Inhibitory potential of methanolic extracts of Aristolochia tagala and Curcuma caesia on hepatocellular carcinoma induced by diethylnitrosamine in BALB/c mice.
Märksõnad
Abstraktne
BACKGROUND
Aristolochia tagala (AT) and Curcuma caesia (CC) have been used traditionally by local herbal practitioners for cancer treatment and as chief ingredients of many polyherbal formulations for various types of ailments. However, there is void in scientific study to evaluate their anti-cancer property.
OBJECTIVE
The aim of this study was to evaluate the anti-carcinogenic properties of the crude methanolic extracts of roots of AT and rhizomes of CC in BALB/c mice exposed to a hepatocarcinogen, diethylnitrosamine (DEN).
METHODS
(I) Toxicity of herbal plant extracts (HPE); (II) Anticancer studies; (III) Histological studies; and (IV) Biochemical studies.
METHODS
To evaluate the effects of these two HPE either alone or following DEN exposure, serum transaminases (aspartate aminotransferase [AST], alanine aminotransferase [ALT]), alkaline phosphatase (ALP), and cancer marker enzyme acetylcholine esterase (AChE) were assayed in mice. In addition, histological study was also carried out under similar conditions.

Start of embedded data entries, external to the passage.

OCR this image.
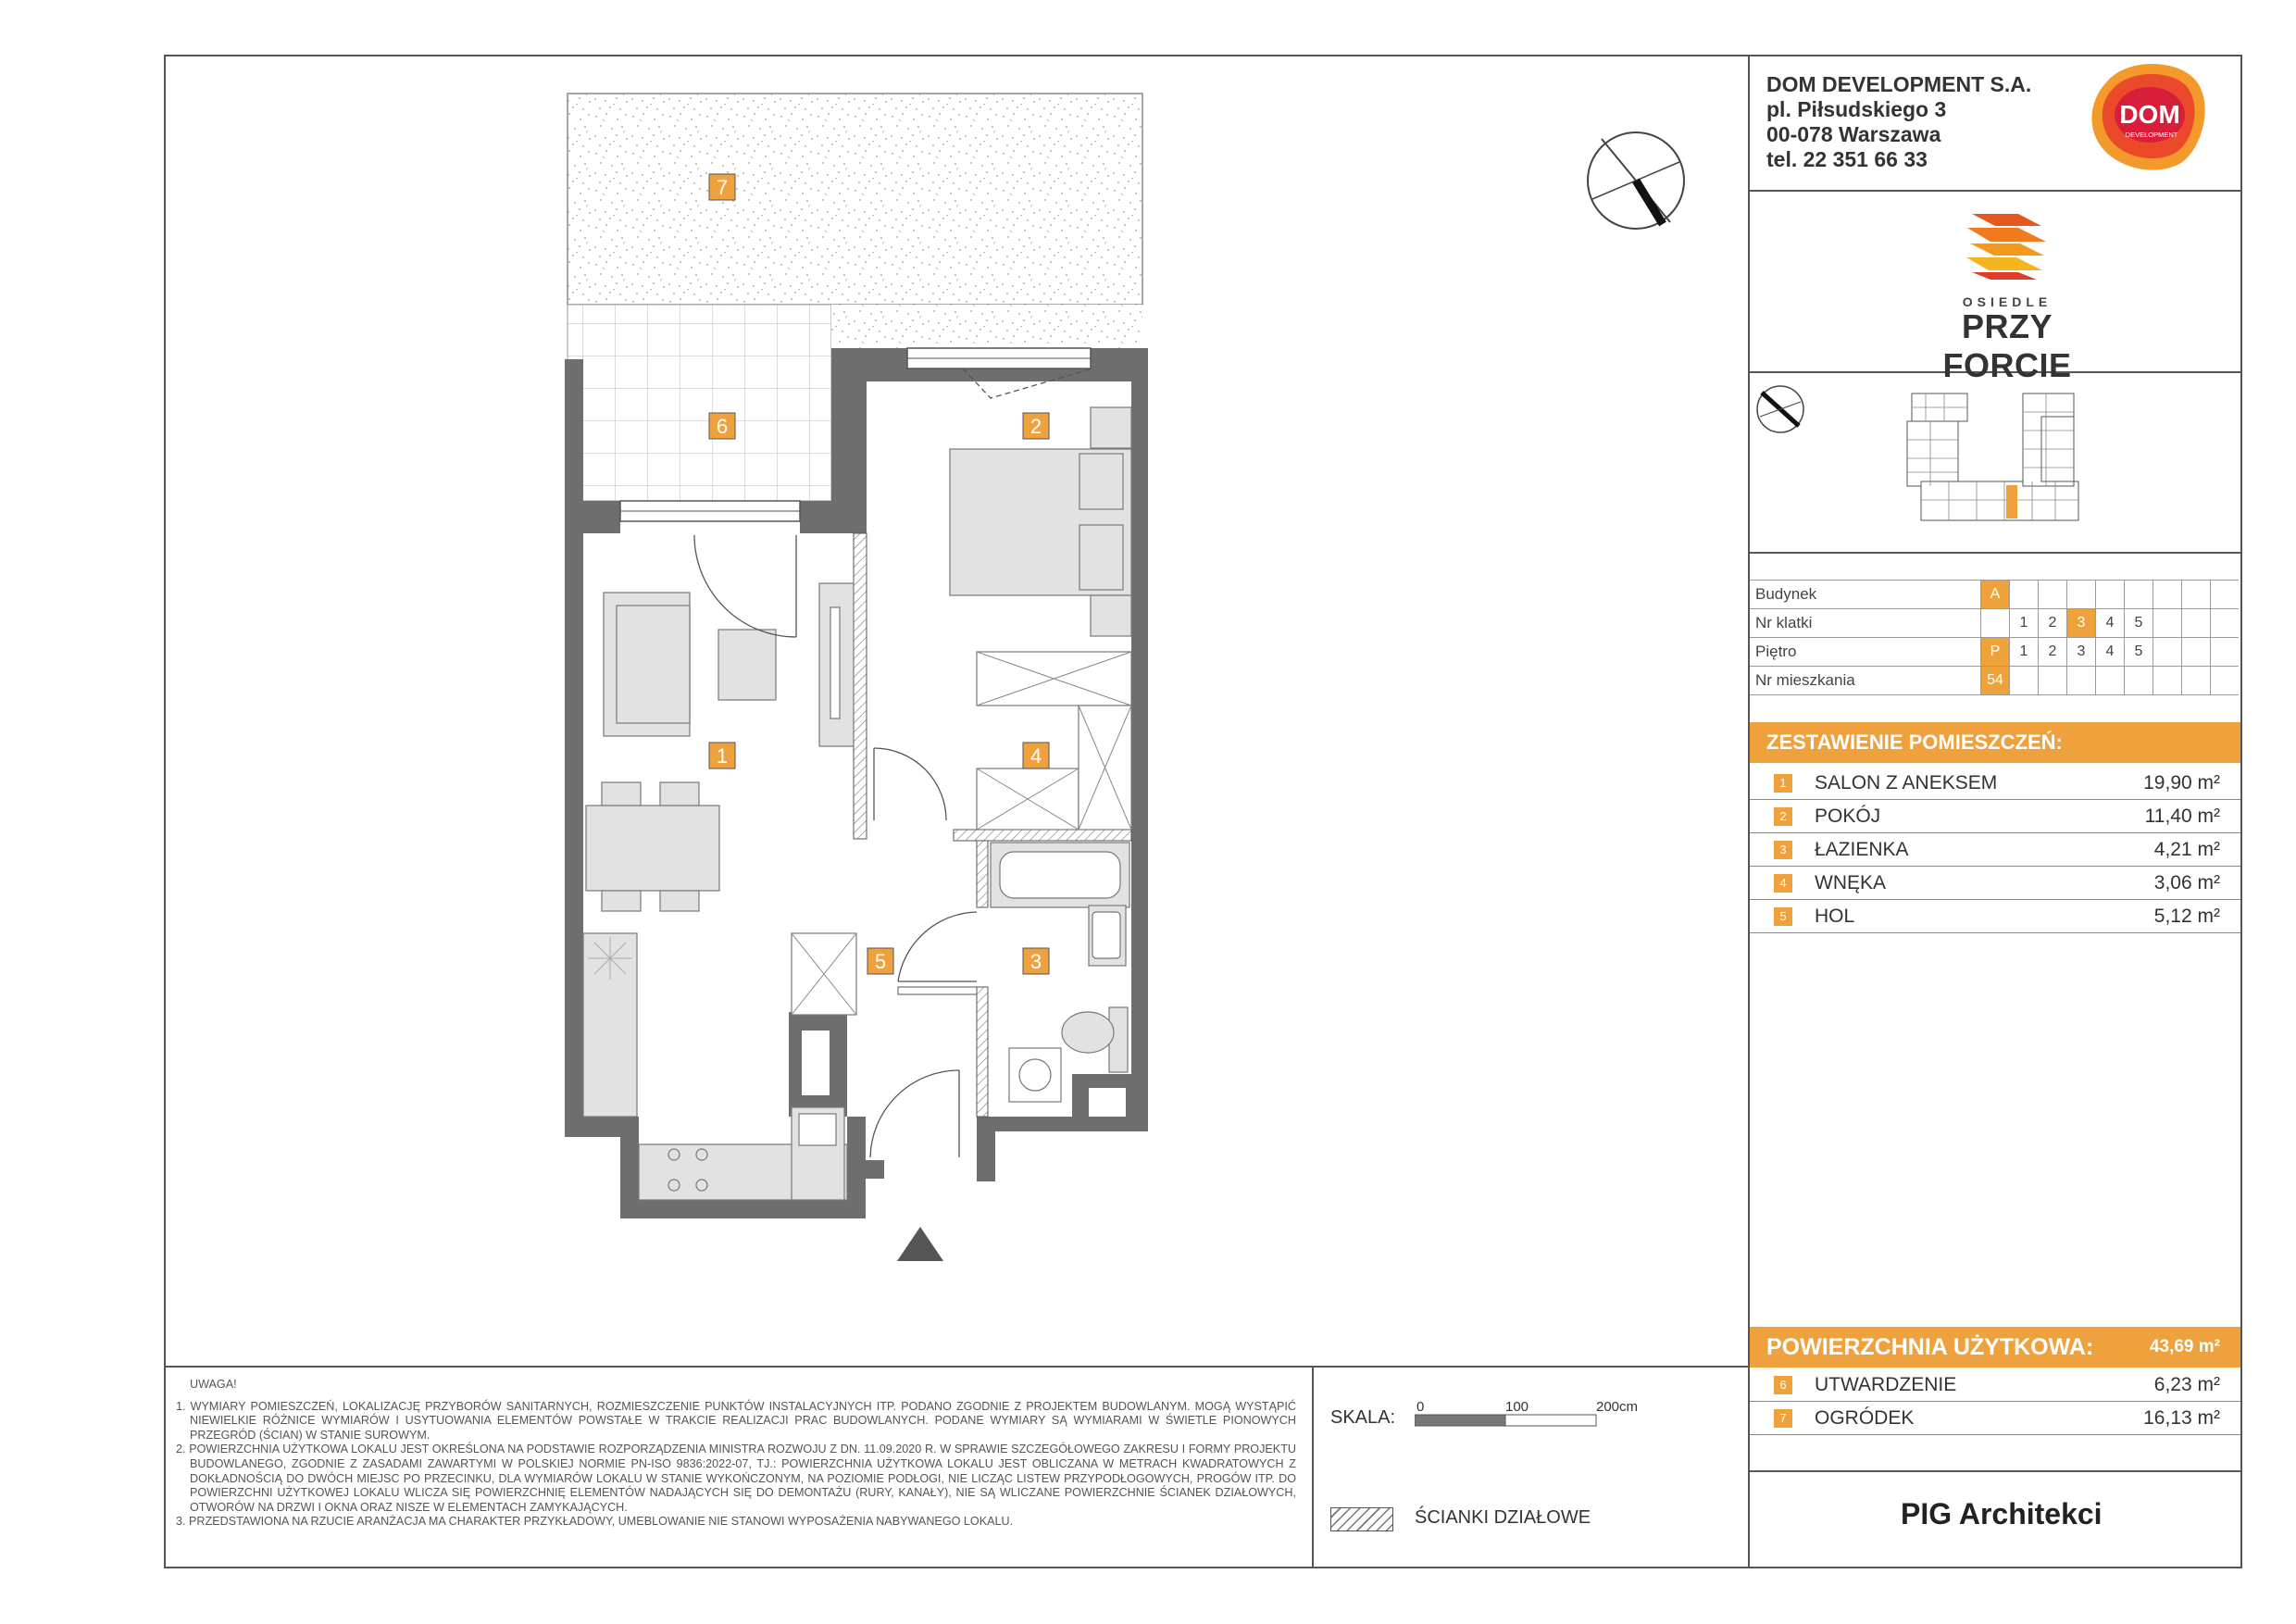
7
6	2
1	4
5	3
DOM DEVELOPMENT S.A.
pl. Piłsudskiego 3
00-078 Warszawa
tel. 22 351 66 33
DOM
DEVELOPMENT
OSIEDLE
PRZY FORCIE
Budynek	A								
Nr klatki		1	2	3	4	5			
Piętro	P	1	2	3	4	5			
Nr mieszkania	54								
ZESTAWIENIE POMIESZCZEŃ:
1	SALON Z ANEKSEM	19,90 m²
2	POKÓJ	11,40 m²
3	ŁAZIENKA	4,21 m²
4	WNĘKA	3,06 m²
5	HOL	5,12 m²
POWIERZCHNIA UŻYTKOWA:	43,69 m²
6	UTWARDZENIE	6,23 m²
7	OGRÓDEK	16,13 m²
UWAGA!

1. WYMIARY POMIESZCZEŃ, LOKALIZACJĘ PRZYBORÓW SANITARNYCH, ROZMIESZCZENIE PUNKTÓW INSTALACYJNYCH ITP. PODANO ZGODNIE Z PROJEKTEM BUDOWLANYM. MOGĄ WYSTĄPIĆ NIEWIELKIE RÓŻNICE WYMIARÓW I USYTUOWANIA ELEMENTÓW POWSTAŁE W TRAKCIE REALIZACJI PRAC BUDOWLANYCH. PODANE WYMIARY SĄ WYMIARAMI W ŚWIETLE PIONOWYCH PRZEGRÓD (ŚCIAN) W STANIE SUROWYM.

2. POWIERZCHNIA UŻYTKOWA LOKALU JEST OKREŚLONA NA PODSTAWIE ROZPORZĄDZENIA MINISTRA ROZWOJU Z DN. 11.09.2020 R. W SPRAWIE SZCZEGÓŁOWEGO ZAKRESU I FORMY PROJEKTU BUDOWLANEGO, ZGODNIE Z ZASADAMI ZAWARTYMI W POLSKIEJ NORMIE PN-ISO 9836:2022-07, TJ.: POWIERZCHNIA UŻYTKOWA LOKALU JEST OBLICZANA W METRACH KWADRATOWYCH Z DOKŁADNOŚCIĄ DO DWÓCH MIEJSC PO PRZECINKU, DLA WYMIARÓW LOKALU W STANIE WYKOŃCZONYM, NA POZIOMIE PODŁOGI, NIE LICZĄC LISTEW PRZYPODŁOGOWYCH, PROGÓW ITP. DO POWIERZCHNI UŻYTKOWEJ LOKALU WLICZA SIĘ POWIERZCHNIĘ ELEMENTÓW NADAJĄCYCH SIĘ DO DEMONTAŻU (RURY, KANAŁY), NIE SĄ WLICZANE POWIERZCHNIE ŚCIANEK DZIAŁOWYCH, OTWORÓW NA DRZWI I OKNA ORAZ NISZE W ELEMENTACH ZAMYKAJĄCYCH.

3. PRZEDSTAWIONA NA RZUCIE ARANŻACJA MA CHARAKTER PRZYKŁADOWY, UMEBLOWANIE NIE STANOWI WYPOSAŻENIA NABYWANEGO LOKALU.

SKALA:
0	100	200cm
ŚCIANKI DZIAŁOWE	PIG Architekci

The antioxidant potentials of the HPE were evaluated by monitoring the activity of antioxidant enzymes and metabolites, such as superoxide dismutase (SOD), catalase (CAT), glutathione peroxidase (GPx), and glutathione (GSH).
METHODS
Statistical analysis was performed by GraphPad Prism 6 Software using one-way analysis of variance followed by the Tukey's multiple comparisons test. Significance was set at P < 0.05.
RESULTS
Our findings show that DEN administration elevated AST, ALT, ALP, and AChE activities. CC or AT extracts attenuated the increased activities of these marker enzymes. The activities of antioxidant enzymes, which were decreased following DEN administration, were significantly increased in mice treated with CC or AT.
CONCLUSIONS
The present study clearly documents anticarcinogenic and antioxidant properties of AT and CC in DEN-induced mouse liver cancer in vivo.